Иван Иваныч был человеком с образованием и некогда занимал довольно видный пост в министерстве юстиции, но что-то у него случилось, какой-то малый служебный проступок, ловко преувеличенный завистливым наветом, и многообещающий чиновник скатился по ступеням служебной лестницы почти в самый низ. Григорьев был убежден, что никакой вины на Иване Иваныче вообще нет, а погубила его злосчастная русская доля. Громадная семья, почти нищенская бедность, приверженность к Лиэю и светлый бескорыстный разум придавали образу Ивана Иваныча классическую завершенность.
— Ну, что там у вас? Какие новости? — интересовался Григорьев, мучаясь, что ему нечем попотчевать хороших людей.
— Да что у нас может быть, почтенный Аполлон Александрович? Все по-прежнему тихо, мирно, день-ночь — сутки прочь.
— А из «старичков» вернулся кто?
— Как не вернуться? Почитай, все на месте.
— И грузинская царица? — улыбнулся Григорьев.

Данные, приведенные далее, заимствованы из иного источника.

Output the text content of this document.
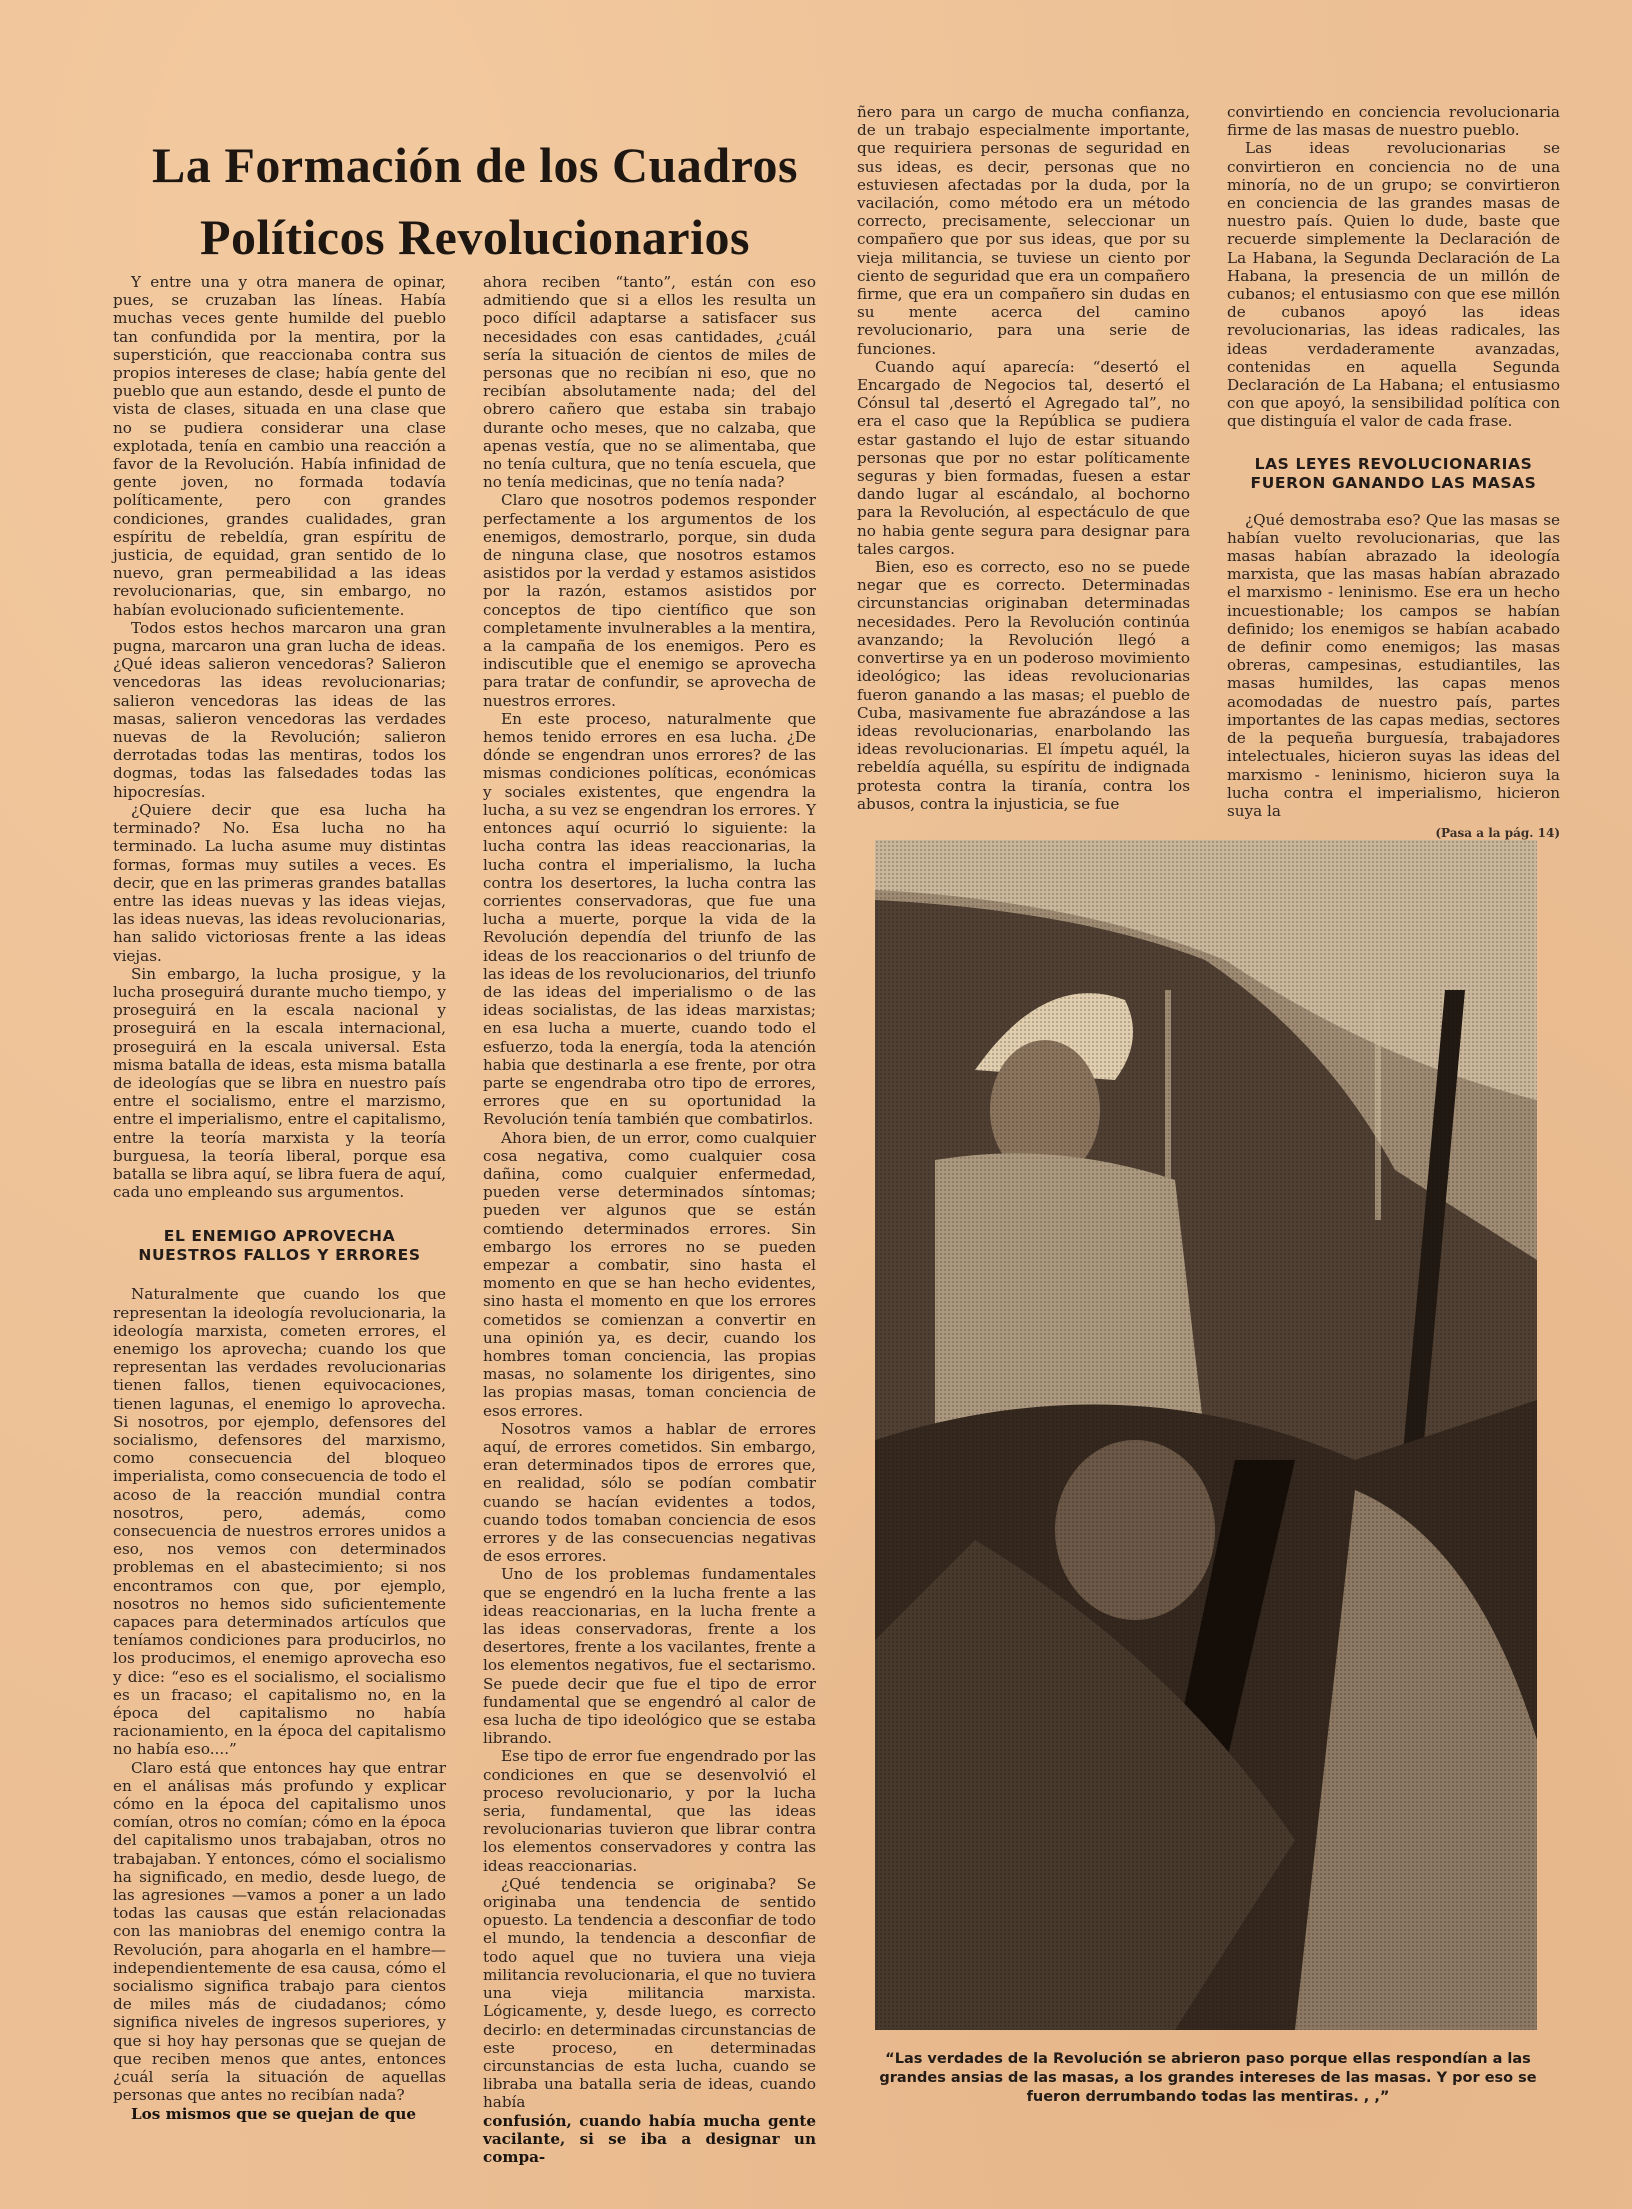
La Formación de los Cuadros
Políticos Revolucionarios

Y entre una y otra manera de opinar, pues, se cruzaban las líneas. Había muchas veces gente humilde del pueblo tan confundida por la mentira, por la superstición, que reaccionaba contra sus propios intereses de clase; había gente del pueblo que aun estando, desde el punto de vista de clases, situada en una clase que no se pudiera considerar una clase explotada, tenía en cambio una reacción a favor de la Revolución. Había infinidad de gente joven, no formada todavía políticamente, pero con grandes condiciones, grandes cualidades, gran espíritu de rebeldía, gran espíritu de justicia, de equidad, gran sentido de lo nuevo, gran permeabilidad a las ideas revolucionarias, que, sin embargo, no habían evolucionado suficientemente.

Todos estos hechos marcaron una gran pugna, marcaron una gran lucha de ideas. ¿Qué ideas salieron vencedoras? Salieron vencedoras las ideas revolucionarias; salieron vencedoras las ideas de las masas, salieron vencedoras las verdades nuevas de la Revolución; salieron derrotadas todas las mentiras, todos los dogmas, todas las falsedades todas las hipocresías.

¿Quiere decir que esa lucha ha terminado? No. Esa lucha no ha terminado. La lucha asume muy distintas formas, formas muy sutiles a veces. Es decir, que en las primeras grandes batallas entre las ideas nuevas y las ideas viejas, las ideas nuevas, las ideas revolucionarias, han salido victoriosas frente a las ideas viejas.

Sin embargo, la lucha prosigue, y la lucha proseguirá durante mucho tiempo, y proseguirá en la escala nacional y proseguirá en la escala internacional, proseguirá en la escala universal. Esta misma batalla de ideas, esta misma batalla de ideologías que se libra en nuestro país entre el socialismo, entre el marzismo, entre el imperialismo, entre el capitalismo, entre la teoría marxista y la teoría burguesa, la teoría liberal, porque esa batalla se libra aquí, se libra fuera de aquí, cada uno empleando sus argumentos.

EL ENEMIGO APROVECHA
NUESTROS FALLOS Y ERRORES

Naturalmente que cuando los que representan la ideología revolucionaria, la ideología marxista, cometen errores, el enemigo los aprovecha; cuando los que representan las verdades revolucionarias tienen fallos, tienen equivocaciones, tienen lagunas, el enemigo lo aprovecha. Si nosotros, por ejemplo, defensores del socialismo, defensores del marxismo, como consecuencia del bloqueo imperialista, como consecuencia de todo el acoso de la reacción mundial contra nosotros, pero, además, como consecuencia de nuestros errores unidos a eso, nos vemos con determinados problemas en el abastecimiento; si nos encontramos con que, por ejemplo, nosotros no hemos sido suficientemente capaces para determinados artículos que teníamos condiciones para producirlos, no los producimos, el enemigo aprovecha eso y dice: “eso es el socialismo, el socialismo es un fracaso; el capitalismo no, en la época del capitalismo no había racionamiento, en la época del capitalismo no había eso....”

Claro está que entonces hay que entrar en el análisas más profundo y explicar cómo en la época del capitalismo unos comían, otros no comían; cómo en la época del capitalismo unos trabajaban, otros no trabajaban. Y entonces, cómo el socialismo ha significado, en medio, desde luego, de las agresiones —vamos a poner a un lado todas las causas que están relacionadas con las maniobras del enemigo contra la Revolución, para ahogarla en el hambre— independientemente de esa causa, cómo el socialismo significa trabajo para cientos de miles más de ciudadanos; cómo significa niveles de ingresos superiores, y que si hoy hay personas que se quejan de que reciben menos que antes, entonces ¿cuál sería la situación de aquellas personas que antes no recibían nada?

Los mismos que se quejan de que

ahora reciben “tanto”, están con eso admitiendo que si a ellos les resulta un poco difícil adaptarse a satisfacer sus necesidades con esas cantidades, ¿cuál sería la situación de cientos de miles de personas que no recibían ni eso, que no recibían absolutamente nada; del del obrero cañero que estaba sin trabajo durante ocho meses, que no calzaba, que apenas vestía, que no se alimentaba, que no tenía cultura, que no tenía escuela, que no tenía medicinas, que no tenía nada?

Claro que nosotros podemos responder perfectamente a los argumentos de los enemigos, demostrarlo, porque, sin duda de ninguna clase, que nosotros estamos asistidos por la verdad y estamos asistidos por la razón, estamos asistidos por conceptos de tipo científico que son completamente invulnerables a la mentira, a la campaña de los enemigos. Pero es indiscutible que el enemigo se aprovecha para tratar de confundir, se aprovecha de nuestros errores.

En este proceso, naturalmente que hemos tenido errores en esa lucha. ¿De dónde se engendran unos errores? de las mismas condiciones políticas, económicas y sociales existentes, que engendra la lucha, a su vez se engendran los errores. Y entonces aquí ocurrió lo siguiente: la lucha contra las ideas reaccionarias, la lucha contra el imperialismo, la lucha contra los desertores, la lucha contra las corrientes conservadoras, que fue una lucha a muerte, porque la vida de la Revolución dependía del triunfo de las ideas de los reaccionarios o del triunfo de las ideas de los revolucionarios, del triunfo de las ideas del imperialismo o de las ideas socialistas, de las ideas marxistas; en esa lucha a muerte, cuando todo el esfuerzo, toda la energía, toda la atención habia que destinarla a ese frente, por otra parte se engendraba otro tipo de errores, errores que en su oportunidad la Revolución tenía también que combatirlos.

Ahora bien, de un error, como cualquier cosa negativa, como cualquier cosa dañina, como cualquier enfermedad, pueden verse determinados síntomas; pueden ver algunos que se están comtiendo determinados errores. Sin embargo los errores no se pueden empezar a combatir, sino hasta el momento en que se han hecho evidentes, sino hasta el momento en que los errores cometidos se comienzan a convertir en una opinión ya, es decir, cuando los hombres toman conciencia, las propias masas, no solamente los dirigentes, sino las propias masas, toman conciencia de esos errores.

Nosotros vamos a hablar de errores aquí, de errores cometidos. Sin embargo, eran determinados tipos de errores que, en realidad, sólo se podían combatir cuando se hacían evidentes a todos, cuando todos tomaban conciencia de esos errores y de las consecuencias negativas de esos errores.

Uno de los problemas fundamentales que se engendró en la lucha frente a las ideas reaccionarias, en la lucha frente a las ideas conservadoras, frente a los desertores, frente a los vacilantes, frente a los elementos negativos, fue el sectarismo. Se puede decir que fue el tipo de error fundamental que se engendró al calor de esa lucha de tipo ideológico que se estaba librando.

Ese tipo de error fue engendrado por las condiciones en que se desenvolvió el proceso revolucionario, y por la lucha seria, fundamental, que las ideas revolucionarias tuvieron que librar contra los elementos conservadores y contra las ideas reaccionarias.

¿Qué tendencia se originaba? Se originaba una tendencia de sentido opuesto. La tendencia a desconfiar de todo el mundo, la tendencia a desconfiar de todo aquel que no tuviera una vieja militancia revolucionaria, el que no tuviera una vieja militancia marxista. Lógicamente, y, desde luego, es correcto decirlo: en determinadas circunstancias de este proceso, en determinadas circunstancias de esta lucha, cuando se libraba una batalla seria de ideas, cuando había

confusión, cuando había mucha gente vacilante, si se iba a designar un compa-

ñero para un cargo de mucha confianza, de un trabajo especialmente importante, que requiriera personas de seguridad en sus ideas, es decir, personas que no estuviesen afectadas por la duda, por la vacilación, como método era un método correcto, precisamente, seleccionar un compañero que por sus ideas, que por su vieja militancia, se tuviese un ciento por ciento de seguridad que era un compañero firme, que era un compañero sin dudas en su mente acerca del camino revolucionario, para una serie de funciones.

Cuando aquí aparecía: “desertó el Encargado de Negocios tal, desertó el Cónsul tal ,desertó el Agregado tal”, no era el caso que la República se pudiera estar gastando el lujo de estar situando personas que por no estar políticamente seguras y bien formadas, fuesen a estar dando lugar al escándalo, al bochorno para la Revolución, al espectáculo de que no habia gente segura para designar para tales cargos.

Bien, eso es correcto, eso no se puede negar que es correcto. Determinadas circunstancias originaban determinadas necesidades. Pero la Revolución continúa avanzando; la Revolución llegó a convertirse ya en un poderoso movimiento ideológico; las ideas revolucionarias fueron ganando a las masas; el pueblo de Cuba, masivamente fue abrazándose a las ideas revolucionarias, enarbolando las ideas revolucionarias. El ímpetu aquél, la rebeldía aquélla, su espíritu de indignada protesta contra la tiranía, contra los abusos, contra la injusticia, se fue

convirtiendo en conciencia revolucionaria firme de las masas de nuestro pueblo.

Las ideas revolucionarias se convirtieron en conciencia no de una minoría, no de un grupo; se convirtieron en conciencia de las grandes masas de nuestro país. Quien lo dude, baste que recuerde simplemente la Declaración de La Habana, la Segunda Declaración de La Habana, la presencia de un millón de cubanos; el entusiasmo con que ese millón de cubanos apoyó las ideas revolucionarias, las ideas radicales, las ideas verdaderamente avanzadas, contenidas en aquella Segunda Declaración de La Habana; el entusiasmo con que apoyó, la sensibilidad política con que distinguía el valor de cada frase.

LAS LEYES REVOLUCIONARIAS
FUERON GANANDO LAS MASAS

¿Qué demostraba eso? Que las masas se habían vuelto revolucionarias, que las masas habían abrazado la ideología marxista, que las masas habían abrazado el marxismo - leninismo. Ese era un hecho incuestionable; los campos se habían definido; los enemigos se habían acabado de definir como enemigos; las masas obreras, campesinas, estudiantiles, las masas humildes, las capas menos acomodadas de nuestro país, partes importantes de las capas medias, sectores de la pequeña burguesía, trabajadores intelectuales, hicieron suyas las ideas del marxismo - leninismo, hicieron suya la lucha contra el imperialismo, hicieron suya la

(Pasa a la pág. 14)
“Las verdades de la Revolución se abrieron paso porque ellas respondían a las grandes ansias de las masas, a los grandes intereses de las masas. Y por eso se fueron derrumbando todas las mentiras. , ,”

— Помните, однако! — обрадовался Иван Иваныч. — Как же-с! Вновь украшает нашу скромную обитель. И еще больше драгоценного металла на себя понавешала. Обвилась до самых пят златой цепью, как пушкинский дуб на лукоморье.
— А купец… Разуваев?
— И его увидите, в том же долгополом сюртуке и высоких сапогах со скрипом.
— А зачем мне его видеть? — нахмурился Григорьев. — Какая нужда?
— Как же-с? — смутился Иван Иваныч. — Всех своих старых дружков встретите, кроме Селиванова, франта усатого. Плохая ему карта вышла, в настоящую тюрьму угодил.
— Так вы за мной пришли? — упавшим голосом сказал Григорьев, только сейчас догадавшись о причине неожиданного визита помощника смотрителя и полицейского.
Он не раз сиживал в Долговом и всегда считал месяцы, проведенные там, самыми спокойными, комфортными и урожайными на работу в своей жизни. Нигде ему так не писалось, как в тихой «Тарасихе» у Измайловского моста, в уютной, садовой, благоуханной части старого Петербурга; он хорошо и регулярно питался за счет заимодавца, со вкусом играл на гитаре перед благодарными слушателями, наблюдал немало оригинальнейших личностей, его любили, чтили и узники и начальство, частенько навещали друзья. Но так уж устроен человек, что всякая, даже самая сладкая неволя тяжка его сердцу. И хотя в нынешних безвыходных обстоятельствах Долговое отделение было единственным спасением, острая тоска защемила сердце. Ведь он принял важные решения, собирался начать разумную, строгую жизнь, завершить главный труд своей жизни, и, хотя «Тарасиха» ничему этому не мешала, скорее, наоборот, он не был готов, совсем, до растерянности, чуть не до слез не был готов к такой перемене жизненных обстоятельств.